Flash forward to the millennium, where Web tycoons are hurling bribes (if you’re lucky) and threats (if you’re not) at small-time Web masters – forcing them to scrape together legal fees and, in some cases, close their sites. Network Solutions (the Internet’s domain-name gatekeepers) bowed to threats from Etoys (www.etoys.com) and shut down etoy.com in December 1999 even though there was no legal reason to do so. The artists’ site was online at etoy.com in 1995, two years before Etoys even existed. The plight of Satellife, good Samaritans who run the healthnet.org domain, is even more galling. Healthnet.org was up and running back in ’93 – the Stone Age of the World Wide Web. The HMO HealthNet, which launched two sites in ’96 (www.healthnet.com; www.healthnet.net), wants the healthnet.org address as well. Not only is the HMO three years late in its request (strike one), but it is also barred, as all for-profit companies are, from using the “.org” suffix (strike two). The final blow? Healthnet.org is a site that connects medical pros around the globe who otherwise would be incapable of communicating. Changing its domain name would alter the e-mail addresses of all of its participants (so-and-so@healthnet.org) and leave many stranded on the info-superhighway.

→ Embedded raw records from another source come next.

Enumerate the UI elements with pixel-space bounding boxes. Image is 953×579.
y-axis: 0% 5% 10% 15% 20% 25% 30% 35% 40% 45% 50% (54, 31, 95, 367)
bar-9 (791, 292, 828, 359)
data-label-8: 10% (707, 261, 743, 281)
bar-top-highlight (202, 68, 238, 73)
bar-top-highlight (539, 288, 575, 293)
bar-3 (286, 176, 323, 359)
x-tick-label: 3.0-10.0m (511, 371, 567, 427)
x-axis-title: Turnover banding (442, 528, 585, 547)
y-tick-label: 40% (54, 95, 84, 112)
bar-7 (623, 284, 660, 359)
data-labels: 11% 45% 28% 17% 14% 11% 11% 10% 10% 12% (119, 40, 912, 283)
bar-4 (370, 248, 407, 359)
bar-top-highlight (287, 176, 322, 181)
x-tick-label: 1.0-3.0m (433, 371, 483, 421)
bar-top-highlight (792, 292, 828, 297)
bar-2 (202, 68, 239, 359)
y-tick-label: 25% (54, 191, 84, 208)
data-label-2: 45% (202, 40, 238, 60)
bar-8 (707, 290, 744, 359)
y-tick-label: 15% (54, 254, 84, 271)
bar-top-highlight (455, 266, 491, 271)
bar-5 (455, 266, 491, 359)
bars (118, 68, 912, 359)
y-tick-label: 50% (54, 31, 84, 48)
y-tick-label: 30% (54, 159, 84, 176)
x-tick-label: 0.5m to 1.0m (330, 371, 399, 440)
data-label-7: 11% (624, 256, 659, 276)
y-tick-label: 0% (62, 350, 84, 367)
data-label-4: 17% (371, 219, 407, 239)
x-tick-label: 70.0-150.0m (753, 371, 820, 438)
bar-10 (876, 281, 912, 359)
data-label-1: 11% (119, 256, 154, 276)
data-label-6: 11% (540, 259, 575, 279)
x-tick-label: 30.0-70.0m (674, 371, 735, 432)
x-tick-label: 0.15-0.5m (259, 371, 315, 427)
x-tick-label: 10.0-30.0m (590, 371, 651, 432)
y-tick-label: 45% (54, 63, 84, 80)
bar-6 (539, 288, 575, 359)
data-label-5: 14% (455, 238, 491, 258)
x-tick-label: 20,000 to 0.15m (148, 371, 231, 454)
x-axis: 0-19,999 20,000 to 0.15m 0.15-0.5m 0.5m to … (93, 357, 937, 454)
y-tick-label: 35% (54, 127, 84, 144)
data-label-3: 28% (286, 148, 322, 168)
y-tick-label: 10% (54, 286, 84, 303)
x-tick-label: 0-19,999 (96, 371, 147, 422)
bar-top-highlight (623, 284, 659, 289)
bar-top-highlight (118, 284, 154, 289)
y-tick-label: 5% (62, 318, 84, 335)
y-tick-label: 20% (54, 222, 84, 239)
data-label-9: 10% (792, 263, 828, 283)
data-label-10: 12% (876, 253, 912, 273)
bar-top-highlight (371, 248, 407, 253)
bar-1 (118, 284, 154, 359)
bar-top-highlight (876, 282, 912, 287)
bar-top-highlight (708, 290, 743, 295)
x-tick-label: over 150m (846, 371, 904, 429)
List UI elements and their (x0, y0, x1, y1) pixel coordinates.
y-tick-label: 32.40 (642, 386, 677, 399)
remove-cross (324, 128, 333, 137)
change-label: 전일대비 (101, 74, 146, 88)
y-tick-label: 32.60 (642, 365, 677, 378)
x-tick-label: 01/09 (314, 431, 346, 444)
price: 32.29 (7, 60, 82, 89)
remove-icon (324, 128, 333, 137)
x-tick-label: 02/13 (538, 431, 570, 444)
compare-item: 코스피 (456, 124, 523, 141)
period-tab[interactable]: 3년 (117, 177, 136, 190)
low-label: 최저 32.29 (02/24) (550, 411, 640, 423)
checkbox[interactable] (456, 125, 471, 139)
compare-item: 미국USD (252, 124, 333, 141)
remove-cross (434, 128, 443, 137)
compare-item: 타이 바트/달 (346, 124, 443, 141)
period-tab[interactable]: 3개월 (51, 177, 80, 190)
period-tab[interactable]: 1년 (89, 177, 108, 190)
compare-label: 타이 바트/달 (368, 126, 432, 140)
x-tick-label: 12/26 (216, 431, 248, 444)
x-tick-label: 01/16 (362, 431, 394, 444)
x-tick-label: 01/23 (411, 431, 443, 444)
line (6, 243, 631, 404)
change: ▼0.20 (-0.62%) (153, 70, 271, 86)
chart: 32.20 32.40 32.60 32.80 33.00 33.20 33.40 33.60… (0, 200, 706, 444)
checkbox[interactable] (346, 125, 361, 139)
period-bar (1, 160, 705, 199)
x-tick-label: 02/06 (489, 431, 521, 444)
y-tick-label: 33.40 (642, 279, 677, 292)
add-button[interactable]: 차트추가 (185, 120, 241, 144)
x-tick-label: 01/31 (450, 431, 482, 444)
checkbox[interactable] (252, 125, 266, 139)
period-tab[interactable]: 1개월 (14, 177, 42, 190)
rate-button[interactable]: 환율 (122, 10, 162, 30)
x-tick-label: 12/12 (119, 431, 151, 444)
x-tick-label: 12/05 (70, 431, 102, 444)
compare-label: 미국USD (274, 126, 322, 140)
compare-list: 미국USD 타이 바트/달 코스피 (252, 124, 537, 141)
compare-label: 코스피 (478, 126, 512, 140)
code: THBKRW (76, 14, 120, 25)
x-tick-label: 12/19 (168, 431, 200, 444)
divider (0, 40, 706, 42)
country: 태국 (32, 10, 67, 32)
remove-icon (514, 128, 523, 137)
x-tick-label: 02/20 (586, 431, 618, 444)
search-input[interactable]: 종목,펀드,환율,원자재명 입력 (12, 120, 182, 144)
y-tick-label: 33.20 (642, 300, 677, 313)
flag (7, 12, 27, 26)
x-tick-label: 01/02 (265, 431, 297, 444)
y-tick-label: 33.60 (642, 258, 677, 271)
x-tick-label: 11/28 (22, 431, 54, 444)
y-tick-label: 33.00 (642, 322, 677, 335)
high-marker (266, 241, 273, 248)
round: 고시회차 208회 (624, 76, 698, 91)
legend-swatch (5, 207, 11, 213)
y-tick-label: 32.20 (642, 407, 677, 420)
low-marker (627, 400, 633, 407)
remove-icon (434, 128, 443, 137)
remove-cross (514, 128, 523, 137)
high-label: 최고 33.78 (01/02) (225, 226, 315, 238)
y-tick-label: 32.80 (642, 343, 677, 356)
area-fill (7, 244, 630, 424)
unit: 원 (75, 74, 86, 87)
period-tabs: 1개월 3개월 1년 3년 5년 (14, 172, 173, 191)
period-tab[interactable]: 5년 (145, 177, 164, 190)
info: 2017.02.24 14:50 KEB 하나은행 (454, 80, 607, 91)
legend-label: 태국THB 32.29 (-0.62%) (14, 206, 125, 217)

Other suits of the Roadkills-R-Us variety are worthy of several snickers – and nothing else – but their victims aren’t exactly laughing. An Air Force technical sergeant with the unfortunate name Don Henley registered his site – www.donhenley.com – only to be badgered by the like-named singer and his representation. ReelUniverse.com got a nasty note from Reel.com, which claims it has the right to any domain name containing “reel.” (There are currently about 20 such sites, from reeldeals.com to thereelsite.com.).

While such tales might encourage mail bombs or brick-through-window incidents, there are better ways of dealing with the injustices – and the web-wise have found them. Radio may have lost its fight against the balance sheet, but the Internet’s very structure will save it from the same fate. Only big money had access to big stations, but with the Web, it’s as easy to dial up www.podunk.com as it is Yahoo or Amazon. It doesn’t matter how rich you are or where you live – if you have a modem, you can create a popular Web site. Radio stations also fought over a finite number of frequencies, which is not an issue on the web. Businesses, non-profits and personal pages can co-exist without scrambling for space. And finally, if a corporation does get greedy and overstep its bounds, the Web is an ideal forum for a David-and-Goliath-style assault.

The media-savvy folks at etoy.com knew how to bend the power of public opinion to their advantage. Instead of mounting a counter-suit or whining to the government, the group took its case to the people – holding a press conference at New York’s Museum of Modern Art, e-mailing Etoys investors and alerting the online community. Together with now-renowned anti-corporate crusader RTMark (pronounced “art mark”), etoy organized a campaign that pummeled Etoys and drove down the toy company’s stock from an all-time high ($60 per share) to an all-time low ($20) in only two months. A virtual sit-in by the 1400-strong “toy army” crippled Etoys’ server by overloading it with requests (see www.toywar.com). Etoys’ bottom line, as well as their reputation, could not weather the storm. It finally offered to rescind the suit and pay all court costs – just in time for their earnings report.

Many are hesitant to call the etoy victory a rock-solid establishment of democracy in cyberspace, but it proved that in the court of popular opinion, justice is swift and costly. If groups like RTMark and etoy remain vigilant and refuse to be bought out (Etoys offered the etoy group $500,000 for their domain name and was turned away.), the Web could be the first truly egalitarian form of media.